Tuesday, Sept. 16, 1997 | 11:40 a.m.

The Funeral is over, the memorial flowers have wilted, the final refrains of Elton John's hastily revised Diana tribute number have faded from the world's ear. As the celebrity universe starts revolving again, there are thoughtful, clear-sighted individuals trying to devise the proper context for the tragedy. "It's a fabulous story for a musical," says composer Jonathan "Don't You Dare Say Livingston" Segal. He reports that he's "put some initial concepts together" for a show about Diana's life and death. In a Broadway climate that's about to see the debut of a musical about Jackie O, it makes a certain sense. A few zippy show tunes, some energetic tap dancing, a paparazzi chorus line and Mandy Patinkin as a singing Dodi al-Fayed -- it has slightly tasteless yet Tony-winning musical sensation written all over it. Bring in da funk, bring in da noise! "She's the classic tragic heroine," says Broadway director Aaron Frankel. "She was beautiful, she was good and she was flawed."

Let it Bleeth

"Baywatch" beauty Yasmine Bleeth is the classic tragic heroine -- beautiful, flawed, trapped in a sexy bikini she never wanted! Now, after three years of sand-covered servitude, she's finally stripping off her skintight safety-orange yoke of oppression, leaving The World's Most Popular TV Show. "I don't want to take money for doing something I hate," she says, immediately disqualifying her from a job here at People in the News. "I'm at the point where I can't believe I have to go save another drowning victim or do another montage in a bikini," Bleeth says. The obvious solution -- a montage without the bikini -- doesn't seem to have occurred to her. Instead, she plans to pursue a "film career." See you on USA Network, baby!

Musical tribute, Part 2

Despite their political and philosophical differences, Sens. Orrin Hatch and Ted Kennedy have a strong, strange-bedfellows friendship. Which recently got Hatch to thinking -- it's a fabulous story for a musical! So he wrote a sentimental song for the wide Massachusetts Democrat. Titled "Souls Along the Way," it's the lead cut on Hatch's new CD of patriotic numbers (he wrote them, someone else sings them). "I've been searching all my life -- then you came into view," the song goes. "I was scared to trust my heart -- your eyes told me you knew./ Promise me no lies and never patronize." Tender, confessional, straight from whatever virulent Republicans have instead of a heart.
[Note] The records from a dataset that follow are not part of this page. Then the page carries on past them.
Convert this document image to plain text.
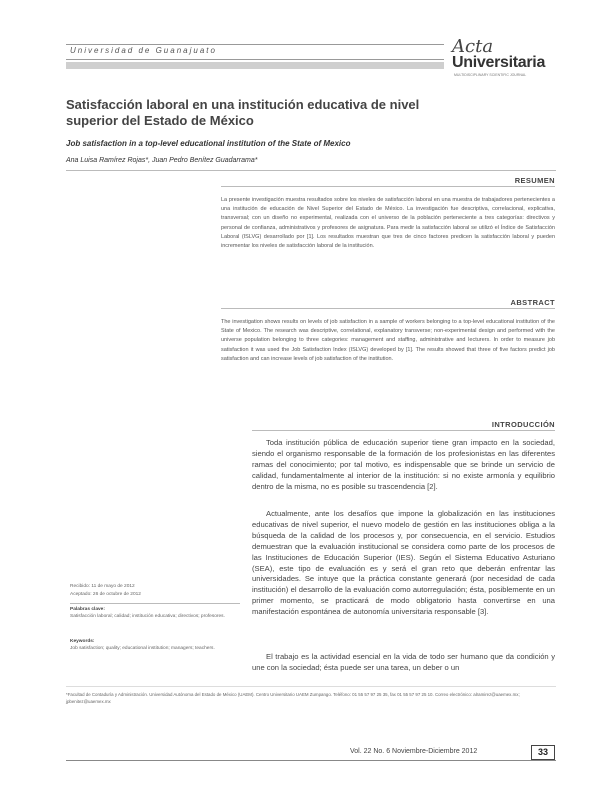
Universidad de Guanajuato	Acta
Universitaria
MULTIDISCIPLINARY SCIENTIFIC JOURNAL
Satisfacción laboral en una institución educativa de nivel superior del Estado de México
Job satisfaction in a top-level educational institution of the State of Mexico
Ana Luisa Ramírez Rojas*, Juan Pedro Benítez Guadarrama*
RESUMEN
La presente investigación muestra resultados sobre los niveles de satisfacción laboral en una muestra de trabajadores pertenecientes a una institución de educación de Nivel Superior del Estado de México. La investigación fue descriptiva, correlacional, explicativa, transversal; con un diseño no experimental, realizada con el universo de la población perteneciente a tres categorías: directivos y personal de confianza, administrativos y profesores de asignatura. Para medir la satisfacción laboral se utilizó el Índice de Satisfacción Laboral (ISLVG) desarrollado por [1]. Los resultados muestran que tres de cinco factores predicen la satisfacción laboral y pueden incrementar los niveles de satisfacción laboral de la institución.
ABSTRACT
The investigation shows results on levels of job satisfaction in a sample of workers belonging to a top-level educational institution of the State of Mexico. The research was descriptive, correlational, explanatory transverse; non-experimental design and performed with the universe population belonging to three categories: management and staffing, administrative and lecturers. In order to measure job satisfaction it was used the Job Satisfaction Index (ISLVG) developed by [1]. The results showed that three of five factors predict job satisfaction and can increase levels of job satisfaction of the institution.
INTRODUCCIÓN

Toda institución pública de educación superior tiene gran impacto en la sociedad, siendo el organismo responsable de la formación de los profesionistas en las diferentes ramas del conocimiento; por tal motivo, es indispensable que se brinde un servicio de calidad, fundamentalmente al interior de la institución: si no existe armonía y equilibrio dentro de la misma, no es posible su trascendencia [2].

Actualmente, ante los desafíos que impone la globalización en las instituciones educativas de nivel superior, el nuevo modelo de gestión en las instituciones obliga a la búsqueda de la calidad de los procesos y, por consecuencia, en el servicio. Estudios demuestran que la evaluación institucional se considera como parte de los procesos de las Instituciones de Educación Superior (IES). Según el Sistema Educativo Asturiano (SEA), este tipo de evaluación es y será el gran reto que deberán enfrentar las universidades. Se intuye que la práctica constante generará (por necesidad de cada institución) el desarrollo de la evaluación como autorregulación; ésta, posiblemente en un primer momento, se practicará de modo obligatorio hasta convertirse en una manifestación espontánea de autonomía universitaria responsable [3].

El trabajo es la actividad esencial en la vida de todo ser humano que da condición y une con la sociedad; ésta puede ser una tarea, un deber o un

Recibido: 11 de mayo de 2012
Aceptado: 26 de octubre de 2012
Palabras clave:
Satisfacción laboral; calidad; institución educativa; directivos; profesores.
Keywords:
Job satisfaction; quality; educational institution; managers; teachers.
*Facultad de Contaduría y Administración. Universidad Autónoma del Estado de México (UAEM). Centro Universitario UAEM Zumpango. Teléfono: 01 55 57 97 25 35, fax 01 55 57 97 25 10. Correo electrónico: alramirez@uaemex.mx; jpbenitez@uaemex.mx
Vol. 22 No. 6 Noviembre-Diciembre 2012	33
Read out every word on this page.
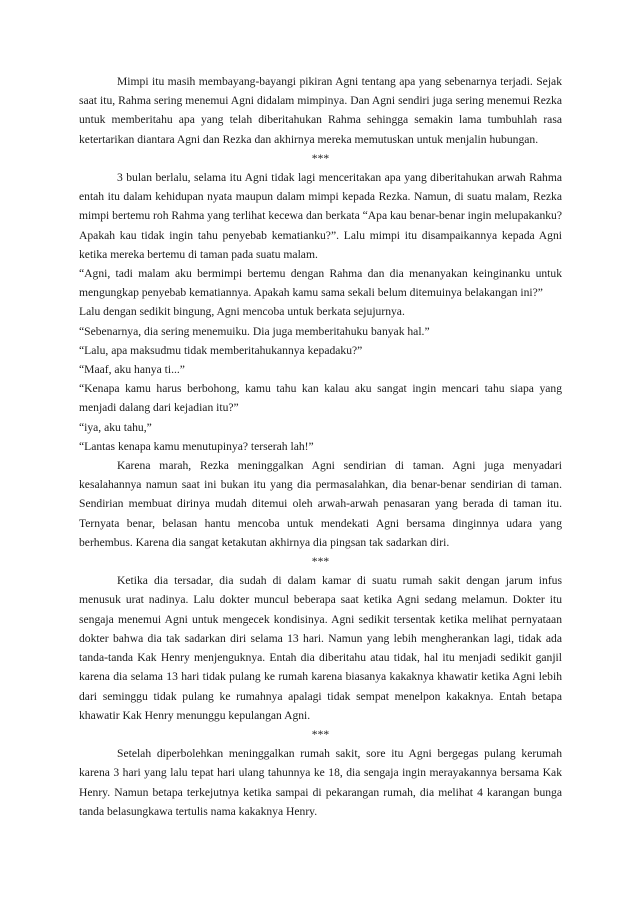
Mimpi itu masih membayang-bayangi pikiran Agni tentang apa yang sebenarnya terjadi. Sejak saat itu, Rahma sering menemui Agni didalam mimpinya. Dan Agni sendiri juga sering menemui Rezka untuk memberitahu apa yang telah diberitahukan Rahma sehingga semakin lama tumbuhlah rasa ketertarikan diantara Agni dan Rezka dan akhirnya mereka memutuskan untuk menjalin hubungan.

***

3 bulan berlalu, selama itu Agni tidak lagi menceritakan apa yang diberitahukan arwah Rahma entah itu dalam kehidupan nyata maupun dalam mimpi kepada Rezka. Namun, di suatu malam, Rezka mimpi bertemu roh Rahma yang terlihat kecewa dan berkata “Apa kau benar-benar ingin melupakanku? Apakah kau tidak ingin tahu penyebab kematianku?”. Lalu mimpi itu disampaikannya kepada Agni ketika mereka bertemu di taman pada suatu malam.

“Agni, tadi malam aku bermimpi bertemu dengan Rahma dan dia menanyakan keinginanku untuk mengungkap penyebab kematiannya. Apakah kamu sama sekali belum ditemuinya belakangan ini?”

Lalu dengan sedikit bingung, Agni mencoba untuk berkata sejujurnya.

“Sebenarnya, dia sering menemuiku. Dia juga memberitahuku banyak hal.”

“Lalu, apa maksudmu tidak memberitahukannya kepadaku?”

“Maaf, aku hanya ti...”

“Kenapa kamu harus berbohong, kamu tahu kan kalau aku sangat ingin mencari tahu siapa yang menjadi dalang dari kejadian itu?”

“iya, aku tahu,”

“Lantas kenapa kamu menutupinya? terserah lah!”

Karena marah, Rezka meninggalkan Agni sendirian di taman. Agni juga menyadari kesalahannya namun saat ini bukan itu yang dia permasalahkan, dia benar-benar sendirian di taman. Sendirian membuat dirinya mudah ditemui oleh arwah-arwah penasaran yang berada di taman itu. Ternyata benar, belasan hantu mencoba untuk mendekati Agni bersama dinginnya udara yang berhembus. Karena dia sangat ketakutan akhirnya dia pingsan tak sadarkan diri.

***

Ketika dia tersadar, dia sudah di dalam kamar di suatu rumah sakit dengan jarum infus menusuk urat nadinya. Lalu dokter muncul beberapa saat ketika Agni sedang melamun. Dokter itu sengaja menemui Agni untuk mengecek kondisinya. Agni sedikit tersentak ketika melihat pernyataan dokter bahwa dia tak sadarkan diri selama 13 hari. Namun yang lebih mengherankan lagi, tidak ada tanda-tanda Kak Henry menjenguknya. Entah dia diberitahu atau tidak, hal itu menjadi sedikit ganjil karena dia selama 13 hari tidak pulang ke rumah karena biasanya kakaknya khawatir ketika Agni lebih dari seminggu tidak pulang ke rumahnya apalagi tidak sempat menelpon kakaknya. Entah betapa khawatir Kak Henry menunggu kepulangan Agni.

***

Setelah diperbolehkan meninggalkan rumah sakit, sore itu Agni bergegas pulang kerumah karena 3 hari yang lalu tepat hari ulang tahunnya ke 18, dia sengaja ingin merayakannya bersama Kak Henry. Namun betapa terkejutnya ketika sampai di pekarangan rumah, dia melihat 4 karangan bunga tanda belasungkawa tertulis nama kakaknya Henry.
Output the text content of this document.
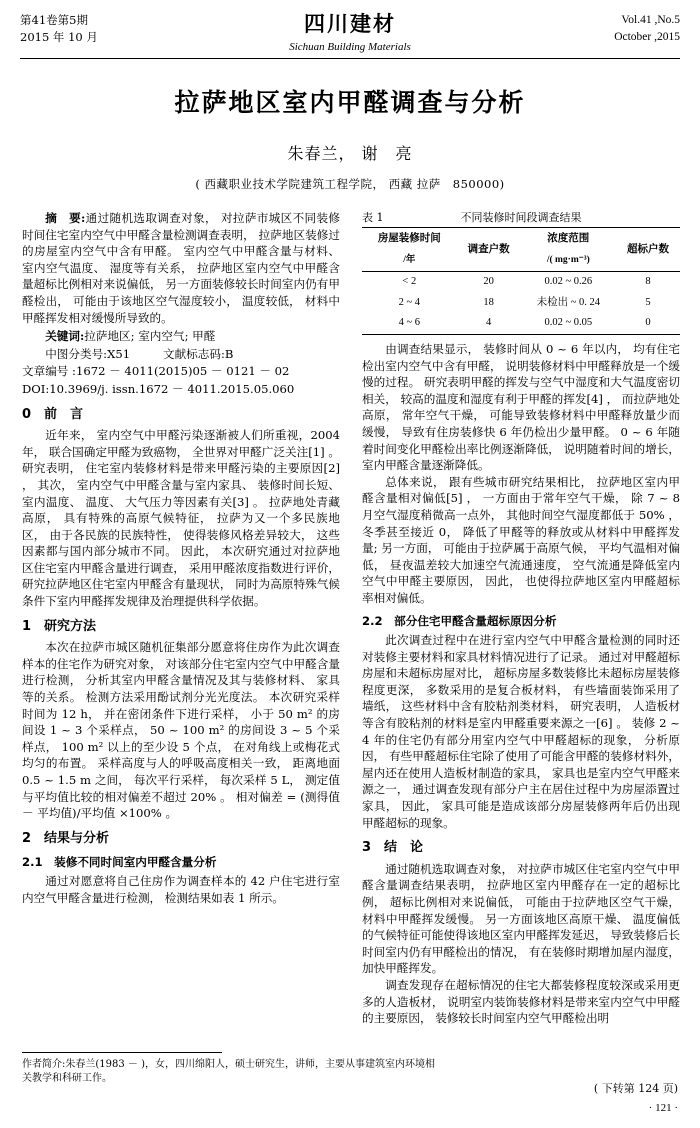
第41卷第5期
2015 年 10 月
四川建材
Sichuan Building Materials
Vol.41 ,No.5
October ,2015
拉萨地区室内甲醛调查与分析
朱春兰， 谢　亮
( 西藏职业技术学院建筑工程学院， 西藏 拉萨　850000)

摘　要:通过随机选取调查对象， 对拉萨市城区不同装修时间住宅室内空气中甲醛含量检测调查表明， 拉萨地区装修过的房屋室内空气中含有甲醛。 室内空气中甲醛含量与材料、 室内空气温度、 湿度等有关系， 拉萨地区室内空气中甲醛含量超标比例相对来说偏低， 另一方面装修较长时间室内仍有甲醛检出， 可能由于该地区空气湿度较小， 温度较低， 材料中甲醛挥发相对缓慢所导致的。

关键词:拉萨地区; 室内空气; 甲醛

中图分类号:X51	文献标志码:B

文章编号 :1672 － 4011(2015)05 － 0121 － 02

DOI:10.3969/j. issn.1672 － 4011.2015.05.060

0　前　言

近年来， 室内空气中甲醛污染逐渐被人们所重视，2004 年， 联合国确定甲醛为致癌物， 全世界对甲醛广泛关注[1] 。研究表明， 住宅室内装修材料是带来甲醛污染的主要原因[2] ， 其次， 室内空气中甲醛含量与室内家具、 装修时间长短、 室内温度、 温度、 大气压力等因素有关[3] 。 拉萨地处青藏高原， 具有特殊的高原气候特征， 拉萨为又一个多民族地区， 由于各民族的民族特性， 使得装修风格差异较大， 这些因素都与国内部分城市不同。 因此， 本次研究通过对拉萨地区住宅室内甲醛含量进行调查， 采用甲醛浓度指数进行评价， 研究拉萨地区住宅室内甲醛含有量现状， 同时为高原特殊气候条件下室内甲醛挥发规律及治理提供科学依据。

1　研究方法

本次在拉萨市城区随机征集部分愿意将住房作为此次调查样本的住宅作为研究对象， 对该部分住宅室内空气中甲醛含量进行检测， 分析其室内甲醛含量情况及其与装修材料、 家具等的关系。 检测方法采用酚试剂分光光度法。 本次研究采样时间为 12 h， 并在密闭条件下进行采样， 小于 50 m² 的房间设 1 ~ 3 个采样点， 50 ~ 100 m² 的房间设 3 ~ 5 个采样点， 100 m² 以上的至少设 5 个点， 在对角线上或梅花式均匀的布置。 采样高度与人的呼吸高度相关一致， 距离地面 0.5 ~ 1.5 m 之间， 每次平行采样， 每次采样 5 L， 测定值与平均值比较的相对偏差不超过 20% 。 相对偏差 = (测得值 － 平均值)/平均值 ×100% 。

2　结果与分析
2.1　装修不同时间室内甲醛含量分析

通过对愿意将自己住房作为调查样本的 42 户住宅进行室内空气甲醛含量进行检测， 检测结果如表 1 所示。

表 1	不同装修时间段调查结果
房屋装修时间	调查户数	浓度范围	超标户数
/年		/( mg·m⁻³)	
< 2	20	0.02 ~ 0.26	8
2 ~ 4	18	未检出 ~ 0. 24	5
4 ~ 6	4	0.02 ~ 0.05	0

由调查结果显示， 装修时间从 0 ~ 6 年以内， 均有住宅检出室内空气中含有甲醛， 说明装修材料中甲醛释放是一个缓慢的过程。 研究表明甲醛的挥发与空气中湿度和大气温度密切相关， 较高的温度和湿度有利于甲醛的挥发[4] ， 而拉萨地处高原， 常年空气干燥， 可能导致装修材料中甲醛释放量少而缓慢， 导致有住房装修快 6 年仍检出少量甲醛。 0 ~ 6 年随着时间变化甲醛检出率比例逐渐降低， 说明随着时间的增长， 室内甲醛含量逐渐降低。

总体来说， 跟有些城市研究结果相比， 拉萨地区室内甲醛含量相对偏低[5] ， 一方面由于常年空气干燥， 除 7 ~ 8 月空气湿度稍微高一点外， 其他时间空气湿度都低于 50% ， 冬季甚至接近 0， 降低了甲醛等的释放或从材料中甲醛挥发量; 另一方面， 可能由于拉萨属于高原气候， 平均气温相对偏低， 昼夜温差较大加速空气流通速度， 空气流通是降低室内空气中甲醛主要原因， 因此， 也使得拉萨地区室内甲醛超标率相对偏低。

2.2　部分住宅甲醛含量超标原因分析

此次调查过程中在进行室内空气中甲醛含量检测的同时还对装修主要材料和家具材料情况进行了记录。 通过对甲醛超标房屋和未超标房屋对比， 超标房屋多数装修比未超标房屋装修程度更深， 多数采用的是复合板材料， 有些墙面装饰采用了墙纸， 这些材料中含有胶粘剂类材料， 研究表明， 人造板材等含有胶粘剂的材料是室内甲醛重要来源之一[6] 。 装修 2 ~ 4 年的住宅仍有部分用室内空气中甲醛超标的现象， 分析原因， 有些甲醛超标住宅除了使用了可能含甲醛的装修材料外， 屋内还在使用人造板材制造的家具， 家具也是室内空气甲醛来源之一， 通过调查发现有部分户主在居住过程中为房屋添置过家具， 因此， 家具可能是造成该部分房屋装修两年后仍出现甲醛超标的现象。

3　结　论

通过随机选取调查对象， 对拉萨市城区住宅室内空气中甲醛含量调查结果表明， 拉萨地区室内甲醛存在一定的超标比例， 超标比例相对来说偏低， 可能由于拉萨地区空气干燥， 材料中甲醛挥发缓慢。 另一方面该地区高原干燥、 温度偏低的气候特征可能使得该地区室内甲醛挥发延迟， 导致装修后长时间室内仍有甲醛检出的情况， 有在装修时期增加屋内湿度， 加快甲醛挥发。

调查发现存在超标情况的住宅大都装修程度较深或采用更多的人造板材， 说明室内装饰装修材料是带来室内空气中甲醛的主要原因， 装修较长时间室内空气甲醛检出明

作者简介:朱春兰(1983 － )，女，四川绵阳人，硕士研究生，讲师，主要从事建筑室内环境相关教学和科研工作。
( 下转第 124 页)
· 121 ·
Now, Kennedy is one tough dude; he's got the scalps and battle scars from a thousand legislative campaigns, not to mention inflamed nose capillaries from years of punishing nightlife. Yet he got all "teary-eyed" when he heard the song, calling it "one of the nicest gifts" he's ever received, although undoubtedly he'd have preferred a Yasmine Bleeth bikini montage.